Jack White, the Stripes' singer-guitarist who combines the primal power of the Delta blues with a solid sense of songwriting craft and rock dynamics, is ripping through a song with such explosive force that he could fill in for both Jimmy Page and Robert Plant in a Led Zeppelin concert.
The 26-year-old musician follows with a gentle love song whose lyrics convey a nursery rhyme innocence. The audience, which knows the song from the Stripes' last album, sings along with every word.
As the set ends, I realize it's the best time I've had in a club since ... well, a week earlier when the Hives played at the Roxy.
Despite a temperature in the packed club hot enough to pop corn, the Hives' music was as refreshing as two episodes of "The Osbournes." The Swedish quintet's high-spirited music celebrates the rawness and economy of classic garage rock and punk, and the band backs it with a wonderfully entertaining persona.
"People have called me smug," lead singer Howlin' Pelle Almqvist declares on stage. "But we just believe in giving credit where credit is due."
That was the most fun I'd had at a show since ... a month earlier when the Mars Volta put on a galvanizing performance at the Coachella Valley Music and Arts Festival in Indio, or maybe three weeks before that when a band by the burdensome name of ... And You Shall Know Us by the Trail of Dead mixed a punk-aligned independence and traditional rock sensibilities in a way that would have made the group an ally of the Clash in the '70s or Nirvana in the '90s.
Sense a pattern here?
More than any time since the arrival of Nirvana, Nine Inch Nails and the Smashing Pumpkins a decade ago, mainstream rock has a renewed passion and creativity.
This flurry of exciting new guitar-driven bands--which also includes such groups as the Strokes from New York, the Vines from Australia and the Black Rebel Motorcycle Club from Los Angeles--is too new and the musical styles too diverse for the slogan-happy rock world to even give it a name.
Don't confuse these new outfits with emo (the post-punk sensitivity of such groups as Jimmy Eat World and Dashboard Confessional) or electroclash (electro pop-punk).
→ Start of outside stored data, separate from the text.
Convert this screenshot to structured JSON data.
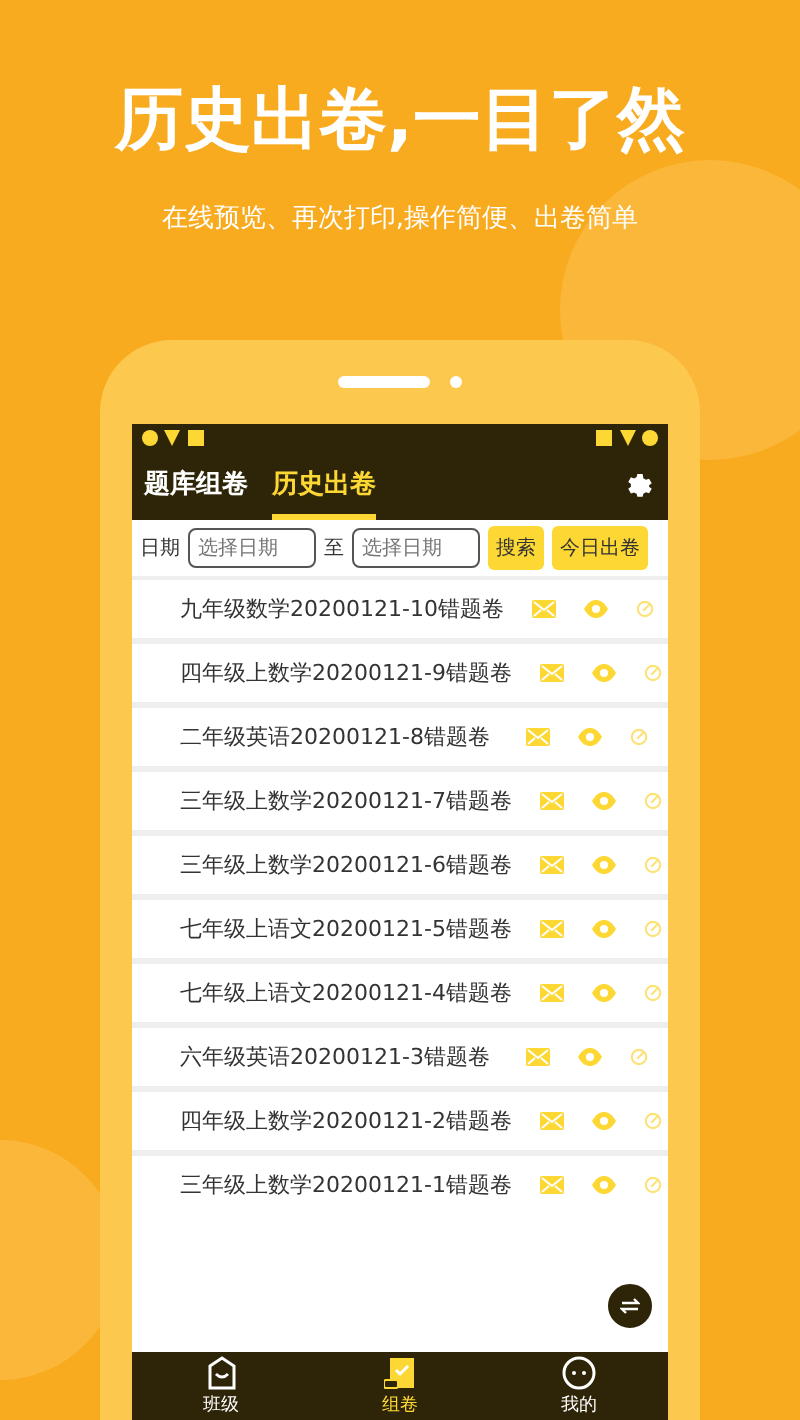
{
  "headline": "历史出卷,一目了然",
  "subtitle": "在线预览、再次打印,操作简便、出卷简单",
  "tabs": [
    {
      "label": "题库组卷",
      "selected": false
    },
    {
      "label": "历史出卷",
      "selected": true
    }
  ],
  "filter": {
    "label": "日期",
    "from_placeholder": "选择日期",
    "separator": "至",
    "to_placeholder": "选择日期",
    "search_button": "搜索",
    "today_button": "今日出卷"
  },
  "papers": [
    {
      "title": "九年级数学20200121-10错题卷"
    },
    {
      "title": "四年级上数学20200121-9错题卷"
    },
    {
      "title": "二年级英语20200121-8错题卷"
    },
    {
      "title": "三年级上数学20200121-7错题卷"
    },
    {
      "title": "三年级上数学20200121-6错题卷"
    },
    {
      "title": "七年级上语文20200121-5错题卷"
    },
    {
      "title": "七年级上语文20200121-4错题卷"
    },
    {
      "title": "六年级英语20200121-3错题卷"
    },
    {
      "title": "四年级上数学20200121-2错题卷"
    },
    {
      "title": "三年级上数学20200121-1错题卷"
    }
  ],
  "bottom_nav": [
    {
      "label": "班级",
      "kind": "class",
      "selected": false
    },
    {
      "label": "组卷",
      "kind": "compose",
      "selected": true
    },
    {
      "label": "我的",
      "kind": "me",
      "selected": false
    }
  ]
}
Besides music that is smart and soulful, the chief link between the Stripes, Hives, et al is their fierce independence.
No one is bold enough to claim this wave of bands is the Next Big Thing commercially. Their mere presence, however, is a welcome break from the dreary state of mainstream U.S. rock of the late '90s. If these bands start picking up the same kind of enthusiastic response across the country they are now getting on the coasts with their compact, tuneful music, they could reshape the rock landscape.
Gloomy record company executives complain publicly about downloading, piracy and competition from video games as reasons record sales are down 10% this year. But they fret privately about the staleness of today's music.
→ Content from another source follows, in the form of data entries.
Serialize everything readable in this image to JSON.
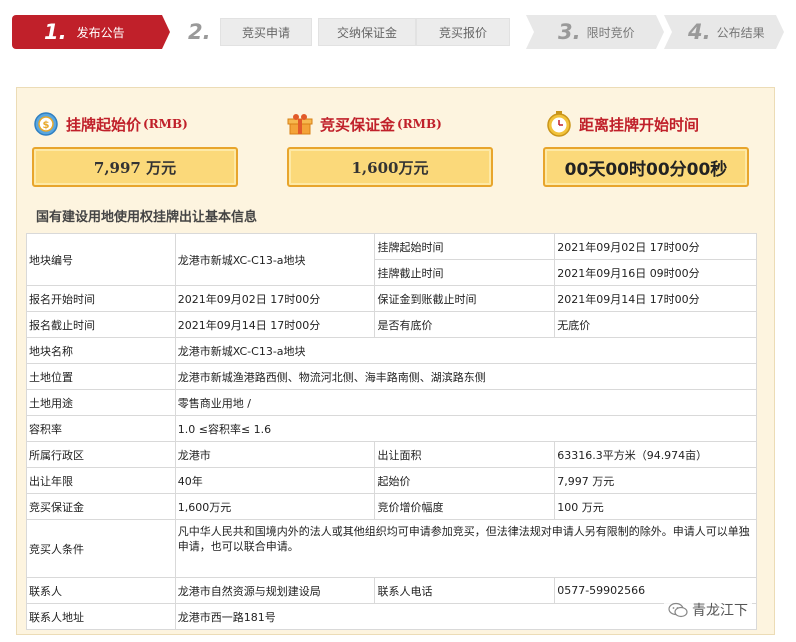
{
  "steps": [
    {
      "num": "1.",
      "label": "发布公告",
      "state": "active"
    },
    {
      "num": "2.",
      "label": "",
      "state": "pending"
    },
    {
      "num": "",
      "label": "竞买申请",
      "state": "sub"
    },
    {
      "num": "",
      "label": "交纳保证金",
      "state": "sub"
    },
    {
      "num": "",
      "label": "竞买报价",
      "state": "sub"
    },
    {
      "num": "3.",
      "label": "限时竞价",
      "state": "pending"
    },
    {
      "num": "4.",
      "label": "公布结果",
      "state": "pending"
    }
  ],
  "summary": {
    "start_price_label": "挂牌起始价",
    "start_price_unit": "(RMB)",
    "start_price_value": "7,997 万元",
    "deposit_label": "竞买保证金",
    "deposit_unit": "(RMB)",
    "deposit_value": "1,600万元",
    "countdown_label": "距离挂牌开始时间",
    "countdown_value": "00天00时00分00秒"
  },
  "section_title": "国有建设用地使用权挂牌出让基本信息",
  "table": {
    "parcel_no_k": "地块编号",
    "parcel_no_v": "龙港市新城XC-C13-a地块",
    "listing_start_k": "挂牌起始时间",
    "listing_start_v": "2021年09月02日 17时00分",
    "listing_end_k": "挂牌截止时间",
    "listing_end_v": "2021年09月16日 09时00分",
    "reg_start_k": "报名开始时间",
    "reg_start_v": "2021年09月02日 17时00分",
    "deposit_deadline_k": "保证金到账截止时间",
    "deposit_deadline_v": "2021年09月14日 17时00分",
    "reg_end_k": "报名截止时间",
    "reg_end_v": "2021年09月14日 17时00分",
    "reserve_k": "是否有底价",
    "reserve_v": "无底价",
    "parcel_name_k": "地块名称",
    "parcel_name_v": "龙港市新城XC-C13-a地块",
    "location_k": "土地位置",
    "location_v": "龙港市新城渔港路西侧、物流河北侧、海丰路南侧、湖滨路东侧",
    "use_k": "土地用途",
    "use_v": "零售商业用地 /",
    "far_k": "容积率",
    "far_v": "1.0 ≤容积率≤ 1.6",
    "district_k": "所属行政区",
    "district_v": "龙港市",
    "area_k": "出让面积",
    "area_v": "63316.3平方米（94.974亩）",
    "term_k": "出让年限",
    "term_v": "40年",
    "start_price_k": "起始价",
    "start_price_v": "7,997 万元",
    "deposit_k": "竞买保证金",
    "deposit_v": "1,600万元",
    "increment_k": "竞价增价幅度",
    "increment_v": "100 万元",
    "bidder_k": "竞买人条件",
    "bidder_v": "凡中华人民共和国境内外的法人或其他组织均可申请参加竞买，但法律法规对申请人另有限制的除外。申请人可以单独申请，也可以联合申请。",
    "contact_k": "联系人",
    "contact_v": "龙港市自然资源与规划建设局",
    "phone_k": "联系人电话",
    "phone_v": "0577-59902566",
    "address_k": "联系人地址",
    "address_v": "龙港市西一路181号"
  },
  "watermark": "青龙江下",
  "colors": {
    "accent_red": "#c0202a",
    "panel_bg": "#fdf4df",
    "price_box": "#fbd97a",
    "price_border": "#e8a52c"
  }
}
"I think there is absolutely something exciting going on," says Jimmy Iovine, co-founder of Interscope Records, home of Eminem, U2 and Nine Inch Nails. "These young musicians are not shying away from the showmanship of rock music. They are extraordinarily exciting live and pushing as hard as they can."
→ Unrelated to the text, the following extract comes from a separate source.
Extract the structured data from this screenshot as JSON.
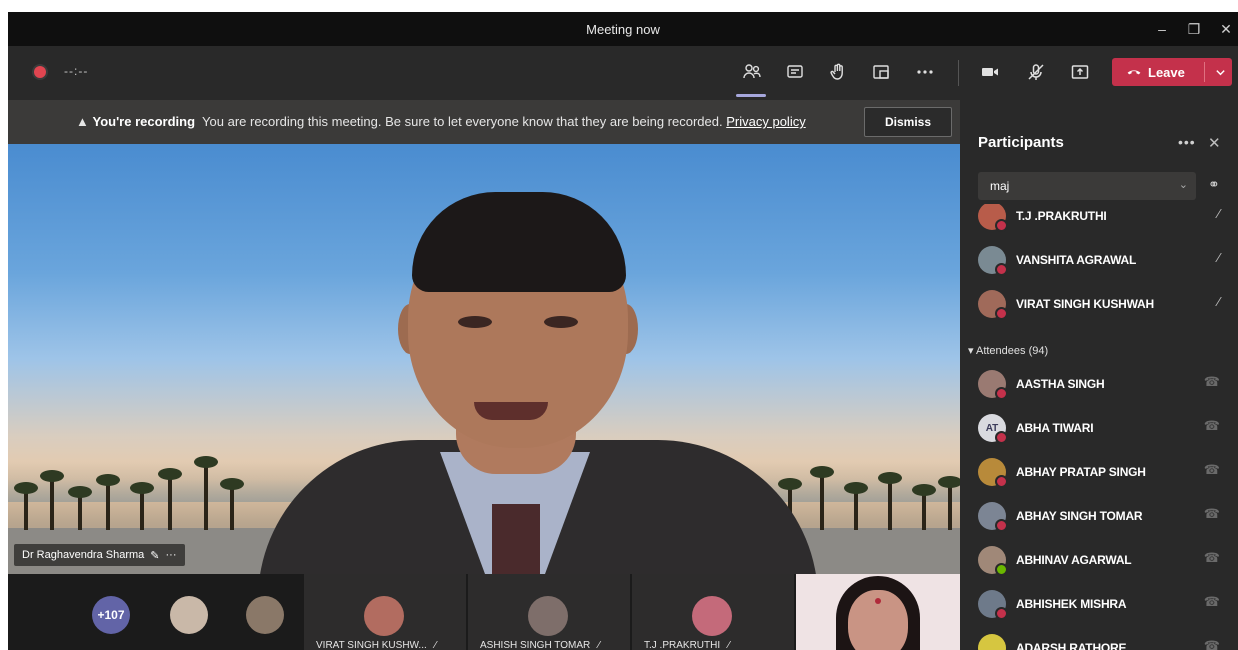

Industry taste makers, including MTV and radio station KROQ-FM (106.7) in Los Angeles, are also keeping a close eye on the progress of the Hives, the Stripes and the Strokes to see if they should add more of this new energy to their playlists. A few mainstream pop stations have even begun playing the Hives' wonderfully raw, energetic single, "Hate to Say I Told You So."
The Strokes' album, "Is This It," has gone gold (600,000 copies) and the Stripes' "White Blood Cells" is approaching 300,000 sold. In what could be a coming-out party for this welcome new energy and imagination, the Strokes and Stripes will play the 6,000-seat Radio City Music Hall in New York in August. The Stripes' four sold-out L.A. area shows drew 3,200 fans.
These bands--independent and demanding--may not just change the tone of pop music, but may also alter the way record companies do business. Fearful of being tied up for seven years or more through standard industry contracts, the Stripes and the Hives each entered into limited deals that give them their freedom, if they choose to exercise it, after just one more album.